La probabilité d'une libération des « prisonniers de Bolotnaïa » est presque nulle, a signalé à RBTH le politologue indépendant Dmitri Orechkine. Ils ne peuvent bénéficier de l'amnistie décrétée pour le 70ème anniversaire de la Victoire : ils sont accusés d'actes de violence contre les forces de l'ordre. Mais selon le politologue, les refus d'étendre l'amnistie et d'enregistrer le « Parti du Progrès » peuvent être interprétés comme une peur de voir l'opposition exploiter la situation actuelle.

« L'économie ne s'améliore pas, le 29 avril le ministère du Développement économique a publié des données concernant le revenu réel de la population : il s'est contracté de 8,3% par rapport à l'an dernier. La situation est mauvaise en termes de relations internationales. La rhétorique anti-occidentale commence également à lasser », énumère l'expert.

En revanche, par comparaison avec 2012 l'opposition apparaît « fortement dispersée » et le mouvement de protestation « est déçu », constate M. Orechkine. Fuyant les persécutions politiques, le député de la Douma (chaùbre basse du parleme,t russe) Ilia Ponomarev s'est réfugié aux États-Unis, tandis qu'une enquête portant sur un important détournement de fonds a été ouverte contre lui le 30 avril 2015. Redoutant également de faire l'objet de répressions, la militante écologiste Evguénia Tchirikova a déménagé en Estonie avec sa famille en avril 2015.  

Vide idéologique

Ces deux facteurs : la prise de conscience que ces initiatives « n'ont conduit à aucun changement significatif » et l'intimidation des activistes qui pousse ces dernier à quitter le pays, éloignent la population des manifestations, indique le directeur adjoint du Centre analytique Levada, Alexeï Grajdankine.

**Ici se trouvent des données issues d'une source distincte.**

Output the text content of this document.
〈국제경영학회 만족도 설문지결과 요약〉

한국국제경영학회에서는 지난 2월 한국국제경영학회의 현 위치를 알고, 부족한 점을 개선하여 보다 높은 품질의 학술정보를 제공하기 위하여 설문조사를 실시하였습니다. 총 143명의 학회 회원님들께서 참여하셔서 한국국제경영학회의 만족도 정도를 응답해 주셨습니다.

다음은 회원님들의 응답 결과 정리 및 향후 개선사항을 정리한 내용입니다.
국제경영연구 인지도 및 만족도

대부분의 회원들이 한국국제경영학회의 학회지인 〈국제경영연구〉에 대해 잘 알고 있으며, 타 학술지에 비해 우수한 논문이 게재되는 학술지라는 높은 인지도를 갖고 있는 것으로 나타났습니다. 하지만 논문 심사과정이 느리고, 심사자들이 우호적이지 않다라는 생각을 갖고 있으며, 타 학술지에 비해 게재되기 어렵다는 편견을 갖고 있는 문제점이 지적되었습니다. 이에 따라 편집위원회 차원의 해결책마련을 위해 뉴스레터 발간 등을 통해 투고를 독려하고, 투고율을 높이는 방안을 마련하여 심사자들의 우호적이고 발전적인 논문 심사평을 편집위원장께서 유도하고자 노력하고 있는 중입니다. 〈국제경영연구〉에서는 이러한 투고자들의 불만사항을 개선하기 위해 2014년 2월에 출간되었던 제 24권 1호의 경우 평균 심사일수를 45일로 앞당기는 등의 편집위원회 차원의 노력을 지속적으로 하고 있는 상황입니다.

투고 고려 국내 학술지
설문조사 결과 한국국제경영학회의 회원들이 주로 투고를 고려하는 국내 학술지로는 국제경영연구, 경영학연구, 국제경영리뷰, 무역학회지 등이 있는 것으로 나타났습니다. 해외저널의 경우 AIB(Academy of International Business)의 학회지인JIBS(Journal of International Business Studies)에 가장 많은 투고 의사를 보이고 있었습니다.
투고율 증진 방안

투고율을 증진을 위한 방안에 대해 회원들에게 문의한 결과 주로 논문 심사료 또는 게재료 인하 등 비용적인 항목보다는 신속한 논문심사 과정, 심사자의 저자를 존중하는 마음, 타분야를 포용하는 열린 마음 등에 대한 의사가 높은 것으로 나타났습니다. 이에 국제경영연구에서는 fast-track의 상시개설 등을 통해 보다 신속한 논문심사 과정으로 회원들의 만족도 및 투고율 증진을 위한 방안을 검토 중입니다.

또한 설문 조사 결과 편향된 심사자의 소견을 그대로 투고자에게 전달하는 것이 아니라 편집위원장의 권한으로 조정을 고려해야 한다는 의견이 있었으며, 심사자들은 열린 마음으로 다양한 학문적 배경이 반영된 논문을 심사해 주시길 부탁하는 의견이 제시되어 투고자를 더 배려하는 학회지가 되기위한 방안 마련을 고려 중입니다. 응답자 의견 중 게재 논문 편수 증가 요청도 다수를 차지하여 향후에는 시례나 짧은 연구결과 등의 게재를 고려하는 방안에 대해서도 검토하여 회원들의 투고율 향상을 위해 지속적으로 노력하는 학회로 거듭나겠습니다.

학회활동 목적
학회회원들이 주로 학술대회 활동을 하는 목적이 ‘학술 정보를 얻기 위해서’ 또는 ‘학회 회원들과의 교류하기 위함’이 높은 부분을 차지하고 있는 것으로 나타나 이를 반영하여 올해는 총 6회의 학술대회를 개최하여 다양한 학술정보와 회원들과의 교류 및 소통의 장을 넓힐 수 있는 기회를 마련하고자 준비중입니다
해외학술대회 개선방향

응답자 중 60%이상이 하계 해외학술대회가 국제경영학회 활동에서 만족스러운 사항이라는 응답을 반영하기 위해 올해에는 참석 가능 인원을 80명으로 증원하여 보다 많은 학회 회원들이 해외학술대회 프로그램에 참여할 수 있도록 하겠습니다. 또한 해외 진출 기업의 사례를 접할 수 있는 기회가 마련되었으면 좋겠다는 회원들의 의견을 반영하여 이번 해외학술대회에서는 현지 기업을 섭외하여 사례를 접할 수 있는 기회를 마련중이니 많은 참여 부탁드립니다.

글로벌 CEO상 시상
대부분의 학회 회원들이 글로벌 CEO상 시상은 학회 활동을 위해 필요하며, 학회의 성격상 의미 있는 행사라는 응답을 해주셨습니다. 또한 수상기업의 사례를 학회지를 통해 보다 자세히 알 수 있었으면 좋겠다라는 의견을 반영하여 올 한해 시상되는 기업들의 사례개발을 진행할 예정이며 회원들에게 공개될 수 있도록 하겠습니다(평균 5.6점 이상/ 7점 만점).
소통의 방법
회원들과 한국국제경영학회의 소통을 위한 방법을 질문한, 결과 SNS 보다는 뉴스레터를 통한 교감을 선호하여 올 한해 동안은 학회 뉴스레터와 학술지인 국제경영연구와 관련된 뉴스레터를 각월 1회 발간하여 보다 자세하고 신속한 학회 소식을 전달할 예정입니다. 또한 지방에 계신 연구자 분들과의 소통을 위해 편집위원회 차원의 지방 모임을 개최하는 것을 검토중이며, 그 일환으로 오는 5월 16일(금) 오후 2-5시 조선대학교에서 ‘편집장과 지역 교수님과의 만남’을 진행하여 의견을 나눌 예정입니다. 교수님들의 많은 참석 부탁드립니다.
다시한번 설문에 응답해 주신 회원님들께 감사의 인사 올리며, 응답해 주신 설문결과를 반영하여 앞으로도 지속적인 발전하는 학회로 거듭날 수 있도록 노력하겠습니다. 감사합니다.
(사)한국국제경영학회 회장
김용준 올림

Une enquête récente du Centre montre qu'en une année, la part des Russes considérant comme possibles les manifestations de masse pour des raisons politiques est passée de 23% à 15% (avec une dynamique similaire pour les manifestations à caractère économique). Mais ce n'est pas tout. Pendant un temps, « les gens étaient prêts à manifester mais les leaders des manifestations ont commencé à faire preuve d'une certaine modération dans leurs actions », indique M. Grajdankine, en référence à la tendance de l'opposition à renoncer à organiser des actions si elles ne peuvent avoir lieu dans le centre de Moscou.

La situation en Ukraine aggrave encore les choses : la population a peur de subir le même sort que les Ukrainiens, explique le sociologue. Par ailleurs, la confiance envers les autorités ne repose plus à l'heure actuelle sur le bien-être matériel mais sur la capacité du pouvoir de résister à la menace extérieure incarnée par l'Occident. « Avec cette menace en toile de fond, les actions des autorités apparaissent comme adéquates et les problèmes, causés par l'Occident », explique M. Grajdankine. Dans un tel contexte, il n'y a pratiquement aucun espoir d'assister à une croissance de l'activisme de l'opposition.

« En 2012, les manifestations étaient idéologiquement motivées : les gens s'intéressaient à leurs droits, à la démocratie, à des élections honnêtes. Nous ne verrons plus de telles manifestations. Tout se passera dans les régions, avec des grèves comme celle qu'ont lancée les ouvriers du chantier de construction du cosmodrome Vostotchny lorsqu'on a cessé de les payer », estime M. Orechkine.